Loving noodle soups and looking for something different than pho, I recently learned about bun bo hue, a spicy Vietnamese noodle soup characteristic of the city of Hue, by reading mmm-yoso ( http://mmm-yoso.typepad.com ), San Diego’s best Asian, Hawaiian, and Mexican foodblog. Traditionally, the soup contains noodles shaped like spaghetti, slices of beef, pig’s foot, and pork blood and is accompanied by a plate of garnish. Having grown up eating blood sausage, I guess I feel like I have reached my pork blood quota already, so I usually say “no blood, please.”
I went into Convoy Noodle House a few months ago and ordered this dish. I like this medium sized noodle restaurant because of its bright and clean feeling ambiance and the quick and professional service. Usually whatever I order is in front of me in 5 minutes. I loved the bun bo hue there. It was spiced properly for my mouth, fiery but not uncomfortable. The dish came with lemon wedges, sliced jalapenos, sprigs of mint, and bean sprouts. A tiny bowl held some brown funky fermented shrimp paste and chili oil. Since the soup did not come with instructions, I used this as an occasional dipping sauce, occasionally touching a bit of noodle or meat into it. The beef was fairly tender and instead of pig’s foot, there was a slice of gelatinous, tendontious pork. The noodles were plentiful, the broth nicely balanced, and the whole dish a success. I left smiling about everything except the little drops of chili broth on my shirt, caused by slurping too many tasty noodles.
Then Kirk (of mmm-yoso) told me about Pho Ca Dao, out on El Cajon Boulevard. The ambiance here is a little less bright and shiny, but the waiters are efficient and quick. Although the bun bo hue is also filled with ample round noodles, the soup is very different from Convoy Noodle House. The beef was a bit tougher and fattier, the pig’s foot was just bone and skin, and along with the mint, jalapenos, and bean sprouts, a pile of red cabbage adorned the garnish platter. But the biggest difference was the broth, in which the fermented shrimp paste is added by the kitchen and provides a main flavor component. This was a very savory and robustly flavored soup with all kinds of umami. I can’t say that I loved the red cabbage – it mostly seemed to be there as a contrastive texture – but on both of my visits, I left Pho Cao Da happily smiling except for, of course, the dots of chili stain.

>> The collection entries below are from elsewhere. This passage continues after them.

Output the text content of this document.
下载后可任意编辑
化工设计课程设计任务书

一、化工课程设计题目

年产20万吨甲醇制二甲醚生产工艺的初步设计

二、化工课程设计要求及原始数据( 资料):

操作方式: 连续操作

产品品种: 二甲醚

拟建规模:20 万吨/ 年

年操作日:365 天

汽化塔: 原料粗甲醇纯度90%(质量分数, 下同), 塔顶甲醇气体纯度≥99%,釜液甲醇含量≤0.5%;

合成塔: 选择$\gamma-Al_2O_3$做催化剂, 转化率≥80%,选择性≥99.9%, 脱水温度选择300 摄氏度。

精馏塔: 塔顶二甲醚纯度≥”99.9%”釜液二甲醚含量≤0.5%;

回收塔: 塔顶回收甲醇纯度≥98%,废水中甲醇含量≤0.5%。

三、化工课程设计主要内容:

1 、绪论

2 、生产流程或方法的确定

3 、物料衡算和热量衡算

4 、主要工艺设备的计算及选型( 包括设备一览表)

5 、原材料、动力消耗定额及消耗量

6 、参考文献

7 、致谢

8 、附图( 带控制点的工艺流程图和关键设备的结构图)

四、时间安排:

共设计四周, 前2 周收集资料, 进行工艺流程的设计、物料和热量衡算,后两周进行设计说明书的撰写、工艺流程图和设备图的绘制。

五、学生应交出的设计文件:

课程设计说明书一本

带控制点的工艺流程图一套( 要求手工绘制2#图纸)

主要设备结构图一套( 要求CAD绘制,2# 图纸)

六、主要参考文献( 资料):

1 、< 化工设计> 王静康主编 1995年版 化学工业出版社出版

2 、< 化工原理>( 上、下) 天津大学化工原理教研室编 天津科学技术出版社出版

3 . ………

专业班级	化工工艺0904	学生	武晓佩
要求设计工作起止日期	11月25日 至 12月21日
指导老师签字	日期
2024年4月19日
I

Then on my last visit to SD, I stopped in at Thien Thanh also on El Cajon Blvd. The first thing a new visitor to this place notices is that this is not an industrial style operation; instead it is family-run with exceptionally friendly people working there. When I entered, I really was thinking about a different noodle soup but when I asked the waitperson if the bun rieu was spicy, she said, “No, you want this one.” She was pointing at bun bo hue, so I figured that hers was the fickle finger of fate, and I followed her suggestion. I’m glad I did. Soon a savory bowl of spicy noodle soup was sitting in front of me steaming. It was packed full of stuff so that noodles and things were sticking out of the broth, and at the same time, the whole surface was covered with some chopped green herb that I didn’t recognize. Next I noticed the garnish platter. In addition to the usual bean sprouts, lime wedge, and jalapenos, a ton of mint and something like reddish-purple shiso leaves – an herb with a very distinctive taste – covered the plate. Hiding under everything were some slivered stems of something (?) as well as thin, finely sliced strips of some brown, onion-looking something that added a spicy note to the soup. When I asked the gentleman at the cash register about it, he called it something like balanga (maybe galangal, but it didn’t look like the woody discs that I associate with that term.) The garnishes were so extensive and the soup so overloaded with stuff, that I kept adding ingredients for the first 10 or 15 minutes I was eating. This range of different herbs etc also meant that each bite of the soup tasted slightly different from each of the others. The broth was light, but light in a good way, subtle with flavors, spice, and balance, a perfect compliment to the variety of tastes overall. Unlike the focused power of the version at Pho Ca Dao, this bowl emphasized variety and complexity. While the beef was chewy and nothing special, there were three pieces of pig’s foot, each with a bit of meat, as well as a couple of slices of pork loaf. Even better, the filling bowl with all the wonderful goodies came to $6 total, including tax. I left smiling from ear to ear, not even minding the reddish polka-dots on my shirt.
I have had this dish at a total of 3 different restaurants, so I am no expert. But I liked each version, and each version was unique. I wonder how many different species of this critter live in the various Vietnamese establishments of San Diego.